Melalui intimidasi terhadap responden medis pertama, sensor forum online dan ancaman hukuman berat bagi siapa pun yang berani berbicara dengan kebenaran, Partai Komunis China terlibat dalam pelanggaran hak asasi manusia yang paling mengerikan: penyebaran baru dan tidak terkendali virus berbahaya pada populasi global yang tanpa disadari T
tindakan pemerintah China pada hari-hari awal wabah tidak sepadan dengan mempengaruhi dewan yang bertanggung jawab untuk menegakkan hak asasi manusia di seluruh dunia. Bahkan sekarang, China menahan informasi penting tentang penyebaran dan jumlah korban jiwa dari virus dan terus membungkam dan mengintimidasi kritiknya, "kata surat itu.

"Selain penipuan yang disengaja dan kelalaian besar dari wabah COVID-19, China bersalah atas kasus-kasus pelanggaran hak asasi manusia yang tersebar luas dan terdokumentasi dengan baik yang menargetkan komunitas Muslim Uyghur di provinsi Xinjiang," tambahnya.



Para senator mengatakan bahwa lebih dari satu juta orang Uyghur Tiongkok duduk di kamp dan  bertentangan dengan kehendak mereka dalam apa yang hanya dapat digambarkan sebagai pembersihan etnis pada skala industri dan jutaan lainnya diperlakukan sebagai warga negara kelas dua di negara mereka sendiri. di tangan rezim di Beijing ".

"Sungguh tragis kejahatan mengerikan terhadap kemanusiaan pyang dilakukan oleh kekuatan yang ingin dilihat sebagai aktor internasional yang bertanggung jawab, bahkan perilaku yang lebih mengerikan dapat diberikan," kata para senator.

Mereka mengatakan PBB diciptakan setelah konflik paling dahsyat yang pernah dialami manusia dan untuk melindungi dari pengulangan kejahatan paling mengerikan yang pernah dilakukan.

"Kita harus mengharapkan lebih dari kepemimpinannya dan dari negara-negara anggotanya.
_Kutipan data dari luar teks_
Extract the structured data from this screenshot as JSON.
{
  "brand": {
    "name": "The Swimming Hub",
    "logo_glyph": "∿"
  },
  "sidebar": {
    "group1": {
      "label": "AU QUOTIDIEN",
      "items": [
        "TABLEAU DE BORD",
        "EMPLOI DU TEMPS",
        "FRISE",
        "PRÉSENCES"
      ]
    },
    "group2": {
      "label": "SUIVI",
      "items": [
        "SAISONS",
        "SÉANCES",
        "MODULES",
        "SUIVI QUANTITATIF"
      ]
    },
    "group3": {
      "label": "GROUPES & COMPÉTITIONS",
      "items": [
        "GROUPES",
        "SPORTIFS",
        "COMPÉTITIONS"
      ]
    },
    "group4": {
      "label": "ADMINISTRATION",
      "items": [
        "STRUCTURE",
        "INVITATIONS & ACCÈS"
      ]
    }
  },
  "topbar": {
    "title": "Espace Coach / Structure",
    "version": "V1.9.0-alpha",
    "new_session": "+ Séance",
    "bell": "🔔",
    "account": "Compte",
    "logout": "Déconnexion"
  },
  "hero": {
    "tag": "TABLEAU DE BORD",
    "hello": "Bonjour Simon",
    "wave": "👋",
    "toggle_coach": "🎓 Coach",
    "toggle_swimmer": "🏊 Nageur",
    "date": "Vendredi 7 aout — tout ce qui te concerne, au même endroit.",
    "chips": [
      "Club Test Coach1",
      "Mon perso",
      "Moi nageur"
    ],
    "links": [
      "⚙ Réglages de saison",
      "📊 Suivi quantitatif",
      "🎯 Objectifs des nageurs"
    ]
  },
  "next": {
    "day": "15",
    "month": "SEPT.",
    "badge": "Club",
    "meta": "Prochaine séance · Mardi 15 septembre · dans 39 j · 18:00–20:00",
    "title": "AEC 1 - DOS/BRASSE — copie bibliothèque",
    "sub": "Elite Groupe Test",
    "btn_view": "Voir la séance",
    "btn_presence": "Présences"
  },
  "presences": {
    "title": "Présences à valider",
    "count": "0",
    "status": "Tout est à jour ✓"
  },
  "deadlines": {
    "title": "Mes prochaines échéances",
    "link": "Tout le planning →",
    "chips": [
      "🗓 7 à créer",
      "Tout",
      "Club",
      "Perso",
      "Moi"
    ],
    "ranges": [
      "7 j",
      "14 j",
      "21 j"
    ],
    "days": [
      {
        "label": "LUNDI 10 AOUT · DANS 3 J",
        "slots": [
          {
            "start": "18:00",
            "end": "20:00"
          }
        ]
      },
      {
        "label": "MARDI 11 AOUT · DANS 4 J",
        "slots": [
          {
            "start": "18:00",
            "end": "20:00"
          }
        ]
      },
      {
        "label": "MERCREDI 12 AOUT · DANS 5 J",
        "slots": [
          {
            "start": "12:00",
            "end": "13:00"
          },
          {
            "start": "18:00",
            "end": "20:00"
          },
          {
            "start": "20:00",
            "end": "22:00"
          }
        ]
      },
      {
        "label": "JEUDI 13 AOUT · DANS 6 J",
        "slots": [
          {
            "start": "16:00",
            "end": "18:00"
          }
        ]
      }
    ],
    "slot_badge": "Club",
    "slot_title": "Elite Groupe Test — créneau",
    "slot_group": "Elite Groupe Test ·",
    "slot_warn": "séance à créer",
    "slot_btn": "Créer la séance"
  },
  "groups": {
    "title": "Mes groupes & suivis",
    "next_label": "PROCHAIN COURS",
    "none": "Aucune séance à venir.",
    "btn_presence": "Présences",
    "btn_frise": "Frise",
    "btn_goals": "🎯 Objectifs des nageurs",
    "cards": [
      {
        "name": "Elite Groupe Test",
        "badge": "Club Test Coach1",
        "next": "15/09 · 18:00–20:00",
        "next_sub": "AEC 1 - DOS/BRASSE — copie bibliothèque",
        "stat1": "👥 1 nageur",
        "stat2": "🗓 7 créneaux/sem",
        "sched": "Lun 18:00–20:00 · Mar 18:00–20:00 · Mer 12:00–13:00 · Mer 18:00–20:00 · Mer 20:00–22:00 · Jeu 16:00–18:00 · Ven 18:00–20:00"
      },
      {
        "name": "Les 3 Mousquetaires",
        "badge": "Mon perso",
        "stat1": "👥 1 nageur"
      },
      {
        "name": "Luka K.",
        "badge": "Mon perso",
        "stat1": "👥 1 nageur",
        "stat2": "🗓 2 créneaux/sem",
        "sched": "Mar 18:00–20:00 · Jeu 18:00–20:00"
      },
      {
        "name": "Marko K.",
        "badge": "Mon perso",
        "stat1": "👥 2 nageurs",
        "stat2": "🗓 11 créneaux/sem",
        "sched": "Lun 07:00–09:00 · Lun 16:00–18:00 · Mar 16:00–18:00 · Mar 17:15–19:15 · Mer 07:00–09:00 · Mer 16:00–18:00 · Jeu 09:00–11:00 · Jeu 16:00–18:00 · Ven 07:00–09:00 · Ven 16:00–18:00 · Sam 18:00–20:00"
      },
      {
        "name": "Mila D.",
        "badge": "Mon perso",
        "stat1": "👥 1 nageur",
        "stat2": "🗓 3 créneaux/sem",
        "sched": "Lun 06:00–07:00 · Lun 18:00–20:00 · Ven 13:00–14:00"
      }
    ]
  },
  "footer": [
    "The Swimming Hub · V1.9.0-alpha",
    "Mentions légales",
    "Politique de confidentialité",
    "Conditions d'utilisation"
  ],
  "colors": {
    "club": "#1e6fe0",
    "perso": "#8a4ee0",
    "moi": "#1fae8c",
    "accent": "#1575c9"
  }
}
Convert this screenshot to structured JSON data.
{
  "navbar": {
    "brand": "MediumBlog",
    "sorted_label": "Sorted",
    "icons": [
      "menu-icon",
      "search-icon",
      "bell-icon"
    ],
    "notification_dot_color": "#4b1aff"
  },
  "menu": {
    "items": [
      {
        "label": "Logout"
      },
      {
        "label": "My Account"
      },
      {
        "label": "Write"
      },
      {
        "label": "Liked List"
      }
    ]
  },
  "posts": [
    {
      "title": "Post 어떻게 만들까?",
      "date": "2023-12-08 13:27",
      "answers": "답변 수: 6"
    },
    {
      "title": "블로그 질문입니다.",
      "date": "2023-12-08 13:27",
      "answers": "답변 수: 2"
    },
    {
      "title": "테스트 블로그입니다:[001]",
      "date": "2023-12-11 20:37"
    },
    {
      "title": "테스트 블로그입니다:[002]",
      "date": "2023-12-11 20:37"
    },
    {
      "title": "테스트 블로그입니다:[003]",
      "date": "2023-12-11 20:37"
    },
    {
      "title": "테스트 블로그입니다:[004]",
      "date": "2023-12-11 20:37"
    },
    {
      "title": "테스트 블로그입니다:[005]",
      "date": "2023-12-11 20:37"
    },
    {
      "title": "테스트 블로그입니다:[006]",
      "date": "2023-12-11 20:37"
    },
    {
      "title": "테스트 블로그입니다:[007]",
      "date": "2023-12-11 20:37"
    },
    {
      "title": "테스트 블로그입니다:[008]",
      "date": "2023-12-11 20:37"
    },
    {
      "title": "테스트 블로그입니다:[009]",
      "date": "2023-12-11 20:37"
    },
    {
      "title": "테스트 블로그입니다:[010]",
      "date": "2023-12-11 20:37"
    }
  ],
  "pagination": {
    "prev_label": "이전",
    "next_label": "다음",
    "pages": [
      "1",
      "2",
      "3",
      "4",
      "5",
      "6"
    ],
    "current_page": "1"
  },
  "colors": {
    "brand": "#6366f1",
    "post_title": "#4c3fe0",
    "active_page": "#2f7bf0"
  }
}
Cina seharusnya tidak menduduki posisi prestise atau pengaruh pada Dewan HAM PBB sementara itu terlibat dalam pelanggaran hak asasi manusia dari jenis terburuk baik di dalam maupun luar negeri. 

Kami mohon saudara untuk campur tangan atas nama nilai-nilai kebebasan dan martabat kita bersama dengan menangguhkan penunjukan Jiang untuk Kelompok Konsultatif Hak Asasi Manusia PBB, dan untuk memohon semua negara anggota untuk mengutuk pelanggaran hak asasi manusia yang dilakukan oleh Partai Komunis Tiongkok, "kata mereka. (ANI)






Tags

Newsletter Signup

Sed ut perspiciatis unde omnis iste natus error sit voluptatem accusantium doloremque.